Between 1990 and 1993, he served as both Minister for Education and Minister for Culture and Communication during the new democratic dispensation to which he had helped give birth. During his stint as a minister, Hountondji had planned to implement radical reforms in the education sector and also establish philosophy in a more central role in driving national development. When he sensed he was only being kept in government to furnish it with a veneer of intellectual legitimacy, he promptly returned to academia where he has continued to publish research papers and spread the gospel of African philosophy around the globe.
Dubgen and Skupien make strong arguments for receiving Hountondji as a global thinker. Hountondji refutes the condescension of racism while attempting to propel African philosophical practices towards universal goals.
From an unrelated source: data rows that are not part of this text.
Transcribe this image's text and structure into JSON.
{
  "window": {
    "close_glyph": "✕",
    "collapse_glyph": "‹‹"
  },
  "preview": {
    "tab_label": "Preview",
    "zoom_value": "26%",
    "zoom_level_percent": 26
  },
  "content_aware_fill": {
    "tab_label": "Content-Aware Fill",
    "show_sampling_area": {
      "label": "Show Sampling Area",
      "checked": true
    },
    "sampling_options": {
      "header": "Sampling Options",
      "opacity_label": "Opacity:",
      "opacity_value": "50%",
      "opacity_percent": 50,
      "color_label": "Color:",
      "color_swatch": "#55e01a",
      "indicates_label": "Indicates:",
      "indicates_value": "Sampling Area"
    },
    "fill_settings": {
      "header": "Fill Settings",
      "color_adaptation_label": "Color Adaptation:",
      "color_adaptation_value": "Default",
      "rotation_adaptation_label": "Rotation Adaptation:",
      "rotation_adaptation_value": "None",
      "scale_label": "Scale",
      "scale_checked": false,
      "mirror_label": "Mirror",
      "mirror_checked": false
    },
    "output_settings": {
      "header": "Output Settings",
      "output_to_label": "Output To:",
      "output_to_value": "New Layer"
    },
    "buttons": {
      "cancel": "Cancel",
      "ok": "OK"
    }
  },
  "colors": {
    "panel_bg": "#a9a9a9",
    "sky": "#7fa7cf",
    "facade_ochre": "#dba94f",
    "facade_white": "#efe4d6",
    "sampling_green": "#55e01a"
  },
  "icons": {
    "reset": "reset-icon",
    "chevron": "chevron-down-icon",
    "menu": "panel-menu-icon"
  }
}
By reflecting on Kwasi Wiredu’s formulation of conceptual decolonisation, he also supports efforts at discovering common values, concepts and orientations in different African languages in order to arrive at universal human precepts. Thus, a powerful current of transculturality becomes evident. One of the more obvious ways to acknowledge the notion of transculturality is to examine how the concept of human rights became enshrined long before its general acceptance as a global declaration. Human rights, Hountondji avers, were already in existence as rudimentary precepts and it only took the disasters of the World Wars to formalise, institutionalise and universalise them. Undoubtedly, interventions such as this lend credence to his standing as a global intellectual.
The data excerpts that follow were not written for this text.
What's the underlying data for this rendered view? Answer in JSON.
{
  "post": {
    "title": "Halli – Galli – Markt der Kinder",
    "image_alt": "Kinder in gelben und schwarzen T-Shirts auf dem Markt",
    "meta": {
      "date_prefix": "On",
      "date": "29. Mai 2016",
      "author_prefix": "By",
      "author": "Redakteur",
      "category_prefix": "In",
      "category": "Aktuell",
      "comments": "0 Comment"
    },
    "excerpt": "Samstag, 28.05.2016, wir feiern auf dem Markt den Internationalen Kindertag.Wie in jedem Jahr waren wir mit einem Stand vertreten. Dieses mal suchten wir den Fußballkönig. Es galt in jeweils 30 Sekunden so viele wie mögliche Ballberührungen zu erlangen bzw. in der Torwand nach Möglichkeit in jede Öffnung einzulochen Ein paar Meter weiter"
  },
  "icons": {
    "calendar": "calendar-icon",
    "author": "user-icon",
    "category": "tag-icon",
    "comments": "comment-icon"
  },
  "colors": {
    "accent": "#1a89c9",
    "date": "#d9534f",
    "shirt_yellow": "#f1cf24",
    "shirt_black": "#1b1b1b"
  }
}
Dubgen and Skupien are granted an extensive interview by Hountondji where he is able to clarify his positions on a wide range of issues beginning with his famous critique of ethnophilosophy. The authors ask if endogenous knowledge isn’t in fact ‘a rehabilitation’ of ethnophilosophy to which Hountondji replies: ‘Not really. Rather another aspect of the same struggle against marginalization: a critique of ethno-science as a necessary complement to the critique of ethno-philosophy’. He goes on to point out that ‘philosophy is first and foremost an individual exercise and by no means a collective system of thought’. For the development of a viable philosophical practice in Africa, Hountondji mentions logic, epistemology, philosophy of science, history and sociology of science, and the anthropology of knowledge in orature as key branches of the discipline including the history of Western philosophy. During the interview, he also dwells on his role in the widespread democratic agitations that dominated Benin in the early 1990s.
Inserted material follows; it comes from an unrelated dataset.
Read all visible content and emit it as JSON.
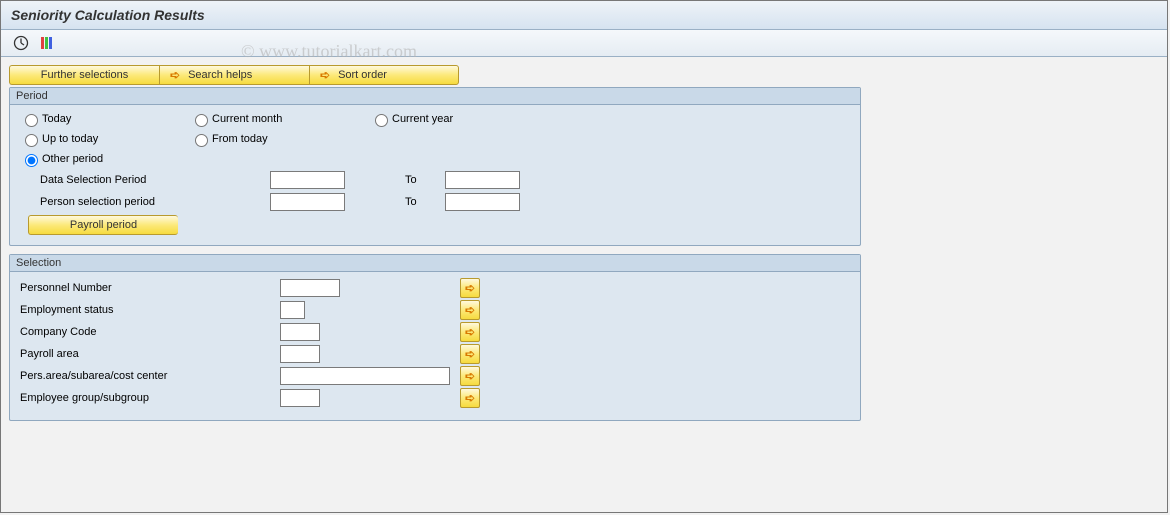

Through quite remarkable scholarship Dubgen and Skupien manage to piece together engraved patterns of logic, coherence and conceptual intrigue across Hountondji’s eventful life and career which have been marked by bouts of furious activity. At the same time, the book’s other major, related strength is that it provides a sequential context that is not always evident in the Hegelian pace and texture of Hountondji’s own often inspirational and faintly apocalyptic writings.